It took a global pandemic, the eruption of the Black Lives Matter movement, and the possibility of the end of opera as we know it for the Metropolitan Opera to schedule the staging of its first opera by a black composer, Fire Shut Up in My Bones by Terence Blanchard, for its 2021-2022 season. It took the current historical moment for the nation’s most eminent opera house to hire its first Chief Diversity Officer. None of this is surprising if you know the opera world. A venue that staged Otello in 2019 with the titular character sung by a white singer (mercifully not in blackface) gets dragged into addressing structural racism only kicking and screaming.
Inequality in the high arts runs deep. The lack of diversity in the industry cannot be addressed by high-level, top-down representation alone.
Nicholas Connolly, baritone and voice teacher, told Observer, “Unless you have one of a handful of full-time chorus positions available in the country, you don’t have job security. You have season to season, however many gigs you can string together. A lot of singers develop a correlating career, teaching, real estate or food service or what have you. There’s not a ton of people that make their living full time just singing.”
Like most artists, the vast majority of opera singers require a side gig to support their artistic careers. This is accepted throughout the arts. What is different about classical music, and opera in particular, is just how much training is required, and how much rehearsal time is needed, to perform at a professional level.

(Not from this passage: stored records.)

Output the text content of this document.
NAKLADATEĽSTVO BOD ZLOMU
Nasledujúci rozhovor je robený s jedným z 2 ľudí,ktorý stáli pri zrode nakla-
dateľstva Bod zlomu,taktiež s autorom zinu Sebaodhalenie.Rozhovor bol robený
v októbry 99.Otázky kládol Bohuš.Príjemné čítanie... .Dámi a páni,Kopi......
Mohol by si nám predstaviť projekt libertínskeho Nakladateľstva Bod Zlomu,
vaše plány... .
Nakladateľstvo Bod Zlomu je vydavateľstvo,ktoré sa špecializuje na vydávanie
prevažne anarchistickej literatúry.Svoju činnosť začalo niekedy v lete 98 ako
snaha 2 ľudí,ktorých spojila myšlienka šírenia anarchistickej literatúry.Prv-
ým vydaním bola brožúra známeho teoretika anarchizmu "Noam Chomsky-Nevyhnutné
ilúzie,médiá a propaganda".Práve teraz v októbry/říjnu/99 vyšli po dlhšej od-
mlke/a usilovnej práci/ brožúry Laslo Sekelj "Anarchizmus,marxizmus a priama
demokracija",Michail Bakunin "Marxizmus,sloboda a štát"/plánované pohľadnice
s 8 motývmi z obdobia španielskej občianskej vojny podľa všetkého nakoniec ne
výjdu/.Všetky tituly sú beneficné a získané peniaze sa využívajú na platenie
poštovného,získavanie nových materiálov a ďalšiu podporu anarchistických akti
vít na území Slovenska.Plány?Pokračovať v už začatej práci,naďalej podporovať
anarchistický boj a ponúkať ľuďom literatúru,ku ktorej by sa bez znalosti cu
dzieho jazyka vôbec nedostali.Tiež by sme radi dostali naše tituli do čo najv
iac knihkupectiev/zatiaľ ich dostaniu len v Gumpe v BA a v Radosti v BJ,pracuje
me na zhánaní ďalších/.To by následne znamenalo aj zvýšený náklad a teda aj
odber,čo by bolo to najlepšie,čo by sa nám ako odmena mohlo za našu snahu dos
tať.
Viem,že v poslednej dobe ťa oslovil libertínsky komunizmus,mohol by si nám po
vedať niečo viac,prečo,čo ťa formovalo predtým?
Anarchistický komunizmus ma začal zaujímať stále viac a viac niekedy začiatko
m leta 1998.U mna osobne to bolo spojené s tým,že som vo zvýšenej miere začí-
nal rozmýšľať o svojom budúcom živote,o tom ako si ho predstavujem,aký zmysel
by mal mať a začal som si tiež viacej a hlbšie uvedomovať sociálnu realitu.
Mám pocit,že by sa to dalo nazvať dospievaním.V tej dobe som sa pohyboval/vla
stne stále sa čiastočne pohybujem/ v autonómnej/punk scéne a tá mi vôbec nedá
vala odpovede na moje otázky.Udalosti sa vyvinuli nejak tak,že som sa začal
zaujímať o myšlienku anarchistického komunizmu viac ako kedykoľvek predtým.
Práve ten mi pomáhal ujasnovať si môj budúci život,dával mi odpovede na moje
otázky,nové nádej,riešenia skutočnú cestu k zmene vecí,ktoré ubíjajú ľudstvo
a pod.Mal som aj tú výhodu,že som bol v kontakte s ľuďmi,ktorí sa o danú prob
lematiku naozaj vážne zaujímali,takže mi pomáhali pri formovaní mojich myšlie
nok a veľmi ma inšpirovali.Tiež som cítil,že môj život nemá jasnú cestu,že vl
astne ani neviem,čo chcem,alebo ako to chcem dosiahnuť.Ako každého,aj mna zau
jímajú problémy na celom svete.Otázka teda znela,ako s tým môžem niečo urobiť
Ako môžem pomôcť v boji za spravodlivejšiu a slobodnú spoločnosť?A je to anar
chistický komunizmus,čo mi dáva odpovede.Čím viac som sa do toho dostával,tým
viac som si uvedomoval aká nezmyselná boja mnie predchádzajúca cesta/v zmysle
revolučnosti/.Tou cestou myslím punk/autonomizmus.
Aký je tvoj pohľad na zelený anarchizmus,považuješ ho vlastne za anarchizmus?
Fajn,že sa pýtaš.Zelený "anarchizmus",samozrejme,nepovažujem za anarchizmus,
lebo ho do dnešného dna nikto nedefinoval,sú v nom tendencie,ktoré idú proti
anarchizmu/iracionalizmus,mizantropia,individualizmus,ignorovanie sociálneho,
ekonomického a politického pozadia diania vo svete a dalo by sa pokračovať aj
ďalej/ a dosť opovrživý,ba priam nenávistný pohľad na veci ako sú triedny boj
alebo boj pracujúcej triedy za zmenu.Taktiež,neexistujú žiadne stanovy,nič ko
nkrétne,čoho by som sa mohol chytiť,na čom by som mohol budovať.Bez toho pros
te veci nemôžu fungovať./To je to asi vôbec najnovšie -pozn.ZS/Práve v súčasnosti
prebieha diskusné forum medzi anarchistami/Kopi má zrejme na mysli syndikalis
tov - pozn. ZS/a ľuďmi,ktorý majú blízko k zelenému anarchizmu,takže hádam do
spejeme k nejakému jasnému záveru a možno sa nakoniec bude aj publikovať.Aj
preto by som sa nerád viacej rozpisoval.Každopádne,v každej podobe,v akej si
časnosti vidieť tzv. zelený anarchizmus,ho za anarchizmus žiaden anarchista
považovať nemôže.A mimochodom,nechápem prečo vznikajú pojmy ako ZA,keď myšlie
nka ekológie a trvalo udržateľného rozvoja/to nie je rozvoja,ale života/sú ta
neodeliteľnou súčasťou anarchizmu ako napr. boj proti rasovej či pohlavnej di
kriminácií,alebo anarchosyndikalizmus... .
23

Added to that time commitment is the expense of becoming an opera singer. To the high cost of college and graduate programs (often $30K a year or more) can be added voice coaching and Young Artist Programs. Singers are expected to already have performed a part they are auditioning for, and sometimes the only way to gain that experience is to fork over between two and eight thousand dollars for pay-to-sing programs, like Aspen Music Festival, for a summer’s worth of training and performance. These programs are also competitive and can also charge performers even to audition. Performers likewise must train for these auditions, often with a voice coach whom they must also pay.
This constant coaching is a necessity of the industry, given its strict traditional parameters. Unlike an actor in a play or film, many opera singers are, in some respects, expected to perform a role precisely as it has been performed for decades, down to the last syllabic inflection. Because of the expense of the production, sets and costumes are sometimes reused. Singers can even be expected to not just sound like the traditional character but also to look like them, and even to fit into their same costume.
“If you’re singing La Bohème, if you’re singing a Musetta, if you’re singing a Mimì, you are defined by the recordings that have preceded you,” mezzo-soprano Kayleigh Butcher told Observer. “You are expected to sound like every recording you’ve ever heard of ‘Sì, mi chiamano Mimì.’ If you in any way stray from what the recordings sound like people are shocked.”
Opera audiences and patrons skew disproportionately older, whiter, and wealthier. The donor pool typically wants to see the old favorites performed as they have always been performed. Especially in the United States, where government funding for the arts is so scanty, new works, or even new interpretations of old works, are much harder to fund.
For singers, between coaching, travel, and training, the expenses rack up, even for those who have made it, who are soloing on stage at top venues. Many soloists, even at elite venues, are still working gig to gig, moving from city to city.
Their precarity is structured into their contracts through their union, the American Guild of Musical Artists (AGMA). Monica Dewey, a soprano who was scheduled to make her Metropolitan Opera debut in the canceled 2020-2021 season, told Observer,
“When I got my first AGMA contract, I was really excited because I thought all these wonderful things were going to come with it. Then I found out, no, I still don’t have healthcare…Singers are traveling the world drinking tea and taking zinc to stay healthy because they can’t afford to see a doctor.”
These practical concerns, especially as singers grow older and their lives more complicated, have a devastating effect on the diversity of the industry. The cohort that can make this kind of life work, even with side gigs, is minuscule and demographically homogeneous.
For certain, a commitment to diverse representation is a good start for the Met. However, diversity will only go so far with a patronage funding model that privileges the tastes of only a few donors. Opera will instead require government support, especially for smaller theaters in which many young performers from diverse backgrounds can get paid a living wage to learn roles for the first time. Central European nations, and Germany in particular—where small, regional theaters are often subsidized by the government—have proven how well a more horizontally structured financing model can work. Given the shrinking funding base and overall uncertain future of the high arts post-pandemic, an expansive, bottom-up, government-supported approach to funding opera and ensuring its diversity has the added benefit of also enabling its survival.